How Do I Differentiate Between Guidelines?

It can be difficult to determine, given the number of guidelines on various medical topics, which ones are the best fit for your specific needs. It is important to look for guidelines developed using rigorous and transparent methods. The 2011 NAM landmark report Clinical Practice Guidelines We Can Trust identified standards for developing trustworthy guidelines. These remain the gold standard in guideline development and include the following:

  • Composition of Guideline Development Group
  • Systematic Review of Evidence
  • Foundations for Recommendations
  • Funding Source Disclosure
  • Disclosure and Management of Financial COIs
  • External Review
  • Updating

How Can I Develop Guidelines that Adhere to these Standards?

ECRI has more than 25 years of experience in supporting guideline development, guideline appraisal, and guideline dissemination. We have developed hundreds of systematic reviews underpinning clinical practice guidelines and have appraised and disseminated thousands of guidelines to a global audience. Furthermore, we have cultivated longstanding relationships with hundreds of guideline developers, many of whom have relied on our expertise in making their guidelines more methodologically robust and their processes more systematic and rigorous. ECRI continues to be a thought leader in the guideline community and a champion of advancing safe and effective patient care.

How ECRI Can Help

If your organization is interested in developing new or updating existing guidelines, methodologists from the ECRI-Penn Medicine Evidence-based Practice Center (EPC) can lend support. Our experienced research team includes clinicians, PhD- and master’s-level methodologists, and analysts who have supported national and international societies and federal agencies in their guideline development. We can work with your organization to:

  • Critically appraise the evidence used to underpin your guideline through a systematic review.
  • Provide customized training and interactive educational workshops to members of your guideline development group and staff. We can offer instruction on all phases of the guideline development process, including:

    • scoping your guideline and framing PICOT questions,
    • assessing individual study quality (risk of bias),
    • rating the body of evidence and strength of clinical recommendations, and
    • crafting actionable and articulate recommendation statements.

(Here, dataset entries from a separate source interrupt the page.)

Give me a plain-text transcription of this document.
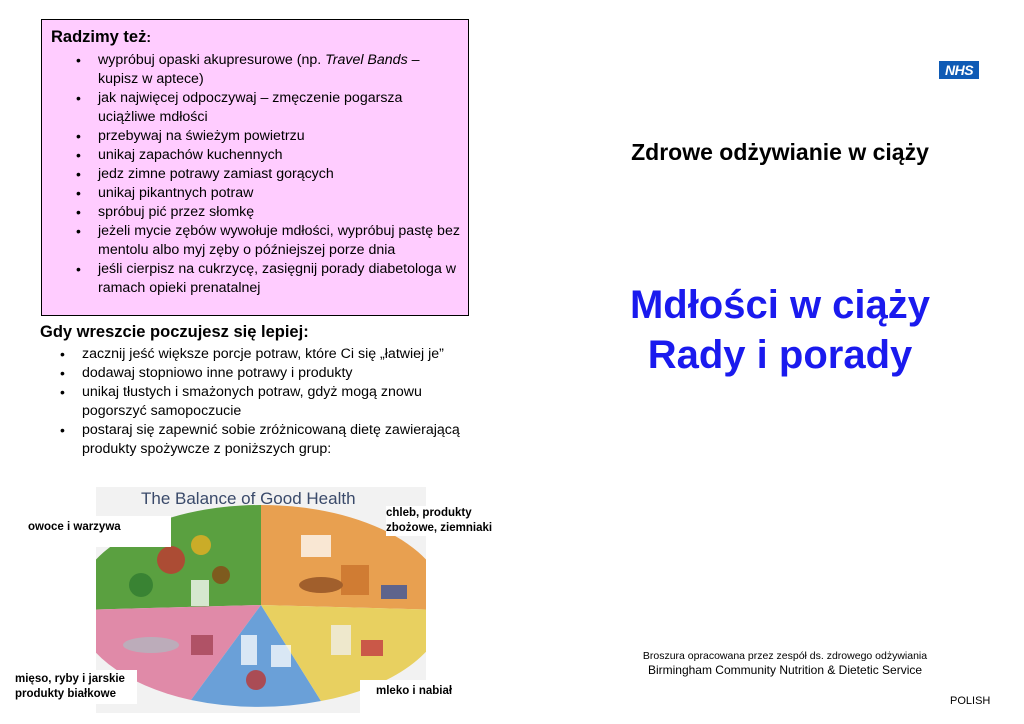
Radzimy też:
• wypróbuj opaski akupresurowe (np. Travel Bands – kupisz w aptece)
• jak najwięcej odpoczywaj – zmęczenie pogarsza uciążliwe mdłości
• przebywaj na świeżym powietrzu
• unikaj zapachów kuchennych
• jedz zimne potrawy zamiast gorących
• unikaj pikantnych potraw
• spróbuj pić przez słomkę
• jeżeli mycie zębów wywołuje mdłości, wypróbuj pastę bez mentolu albo myj zęby o późniejszej porze dnia
• jeśli cierpisz na cukrzycę, zasięgnij porady diabetologa w ramach opieki prenatalnej
Gdy wreszcie poczujesz się lepiej:
• zacznij jeść większe porcje potraw, które Ci się „łatwiej je”
• dodawaj stopniowo inne potrawy i produkty
• unikaj tłustych i smażonych potraw, gdyż mogą znowu pogorszyć samopoczucie
• postaraj się zapewnić sobie zróżnicowaną dietę zawierającą produkty spożywcze z poniższych grup:
The Balance of Good Health
owoce i warzywa
chleb, produkty
zbożowe, ziemniaki
mięso, ryby i jarskie
produkty białkowe	mleko i nabiał
NHS
Zdrowe odżywianie w ciąży
Mdłości w ciąży
Rady i porady
Broszura opracowana przez zespół ds. zdrowego odżywiania
Birmingham Community Nutrition & Dietetic Service
POLISH
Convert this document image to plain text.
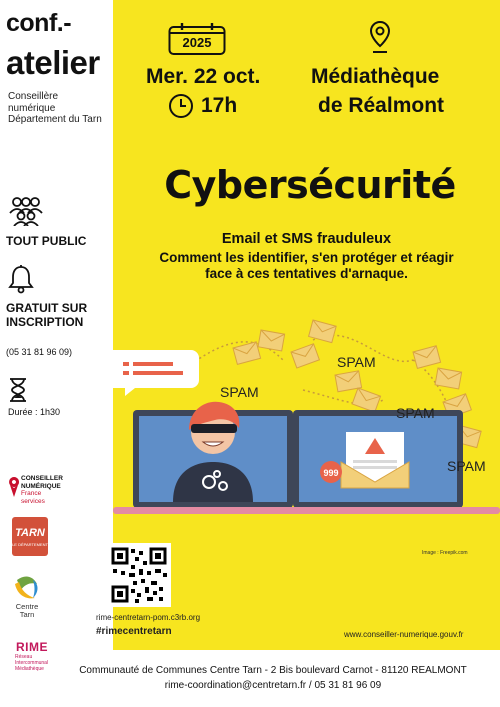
conf.-
atelier
Conseillère numérique Département du Tarn
TOUT PUBLIC
GRATUIT SUR INSCRIPTION
(05 31 81 96 09)
Durée : 1h30
CONSEILLER
NUMÉRIQUE
France
services
TARN
LE DÉPARTEMENT
Centre
Tarn
RIME
Réseau
Intercommunal
Médiathèque
2025
Mer. 22 oct.
17h
Médiathèque
de Réalmont
Cybersécurité
Email et SMS frauduleux
Comment les identifier, s'en protéger et réagir
face à ces tentatives d'arnaque.
999
SPAM
SPAM
SPAM
SPAM
Image : Freepik.com
rime-centretarn-pom.c3rb.org
#rimecentretarn	www.conseiller-numerique.gouv.fr
Communauté de Communes Centre Tarn - 2 Bis boulevard Carnot - 81120 REALMONT
rime-coordination@centretarn.fr / 05 31 81 96 09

Master’s-level guideline specialists from the ECRI Guidelines Trust (EGT), our centralized repository of current, evidence-based guidelines, appraise guidelines using the National Guideline Clearinghouse Extent Adherence to Trustworthy Standards (NEATS) instrument. Providing an appraisal score helps clinicians, educators, policymakers, payers, and patients gauge their confidence in a specific clinical practice guideline. We can help your organization with the following:

  • Enhance your guideline development process with an unbiased assessment that offers strategies and recommendations for improvement and alignment with NAM standards for developing trustworthy guidelines.
  • Manage your guideline panel members’ financial and intellectual conflicts of interest throughout the development process.
  • Identify appropriate guideline recommendations for extraction and uptake into clinical decision support systems.

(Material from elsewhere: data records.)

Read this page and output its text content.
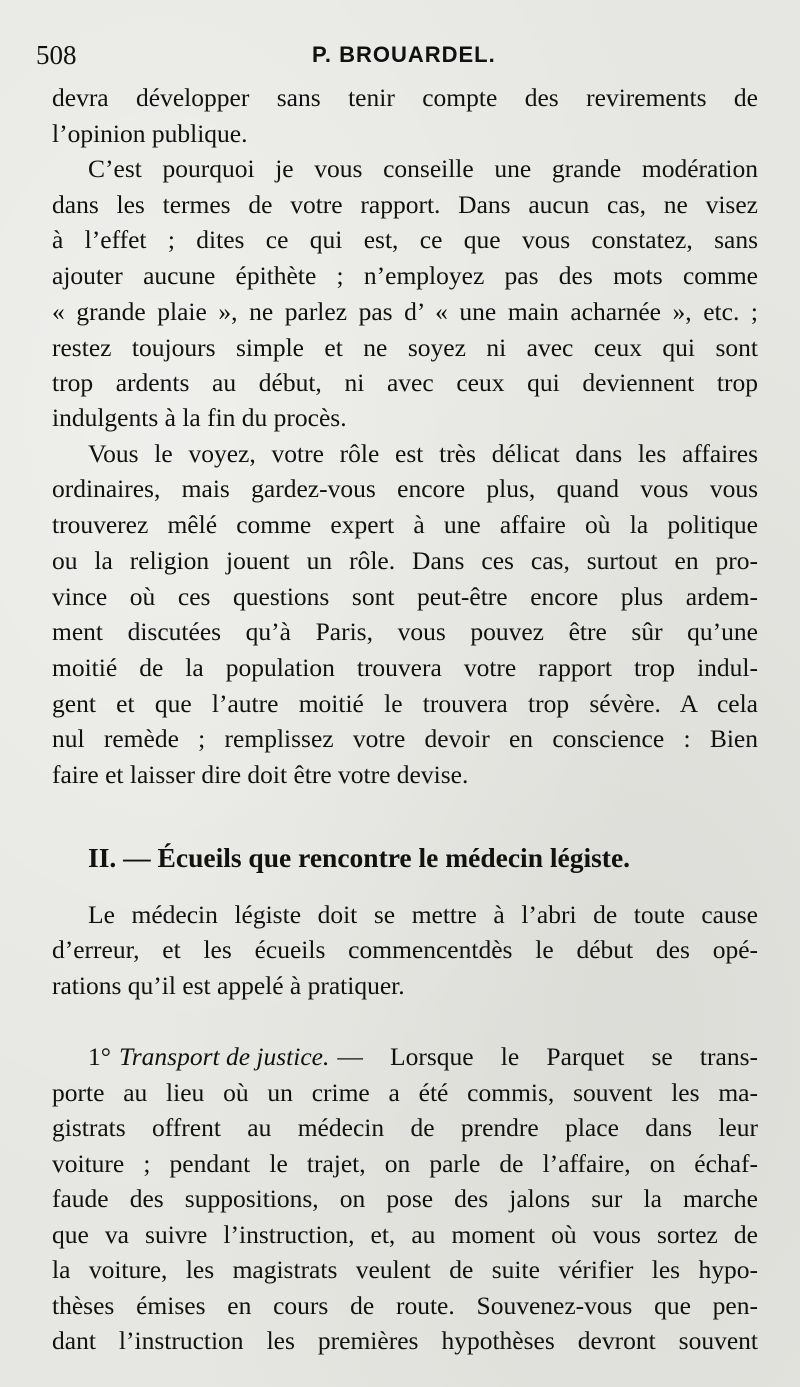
508	P. BROUARDEL.
devra développer sans tenir compte des revirements de
l’opinion publique.
C’est pourquoi je vous conseille une grande modération
dans les termes de votre rapport. Dans aucun cas, ne visez
à l’effet ; dites ce qui est, ce que vous constatez, sans
ajouter aucune épithète ; n’employez pas des mots comme
« grande plaie », ne parlez pas d’ « une main acharnée », etc. ;
restez toujours simple et ne soyez ni avec ceux qui sont
trop ardents au début, ni avec ceux qui deviennent trop
indulgents à la fin du procès.
Vous le voyez, votre rôle est très délicat dans les affaires
ordinaires, mais gardez-vous encore plus, quand vous vous
trouverez mêlé comme expert à une affaire où la politique
ou la religion jouent un rôle. Dans ces cas, surtout en pro-
vince où ces questions sont peut-être encore plus ardem-
ment discutées qu’à Paris, vous pouvez être sûr qu’une
moitié de la population trouvera votre rapport trop indul-
gent et que l’autre moitié le trouvera trop sévère. A cela
nul remède ; remplissez votre devoir en conscience : Bien
faire et laisser dire doit être votre devise.
II. — Écueils que rencontre le médecin légiste.
Le médecin légiste doit se mettre à l’abri de toute cause
d’erreur, et les écueils commencentdès le début des opé-
rations qu’il est appelé à pratiquer.
1° Transport de justice. — Lorsque le Parquet se trans-
porte au lieu où un crime a été commis, souvent les ma-
gistrats offrent au médecin de prendre place dans leur
voiture ; pendant le trajet, on parle de l’affaire, on échaf-
faude des suppositions, on pose des jalons sur la marche
que va suivre l’instruction, et, au moment où vous sortez de
la voiture, les magistrats veulent de suite vérifier les hypo-
thèses émises en cours de route. Souvenez-vous que pen-
dant l’instruction les premières hypothèses devront souvent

Master’s-level medical research librarians and bibliographic database management and information experts from the ECRI Information Center are key contributors on our guideline projects. We can also help as follows:

  • Offer guidance to your staff and guideline panel members about documented, systematic, and comprehensive literature searches.
  • Conduct literature searches on your behalf using multiple databases and information sources and providing documented search strategies and retrievals to ensure your search process is not only transparent but reproducible to accommodate guideline updates.

How ECRI is Unique

ECRI staff supporting your guideline efforts are unbiased and free from conflicts of interest. For more than 50 years, our strict conflict-of-interest (COI) policy has provided assurance about the integrity of our work. Our COI policy applies to our entire staff, extending beyond financial interest to include emotional and intellectual conflicts or bias.

Peer-Reviewed Publications

Journal articles derived from some of the guidelines ECRI supported in recent years include the following:

  • 2022 American College of Rheumatology Guideline for Vaccinations in Patients With Rheumatic and Musculoskeletal Diseases. Arthritis Care Res. PMID: 36597813. | Arthritis Rheumatol. PMID: 36597810.
  • 2021 American College of Rheumatology Guideline for the Treatment of Juvenile Idiopathic Arthritis: Therapeutic Approaches for Oligoarthritis, Temporomandibular Joint Arthritis, and Systemic Juvenile Idiopathic Arthritis. Arthritis Care Res. PMID: 35233986. | Arthritis Rheumatol. PMID: 35233993.
  • Diagnosis and Treatment of Infertility in Men: AUA/ASRM Guideline. J Urol. PART I. PMID: 33309062. | PART II. PMID: 33309061.
  • Medical Care of Adults with Down Syndrome: A Clinical Guideline. JAMA. PMID: 33079159.

Interested in learning more?

Setup a consultation with an ECRI expert to learn more about getting assistance to create new or updated guidelines.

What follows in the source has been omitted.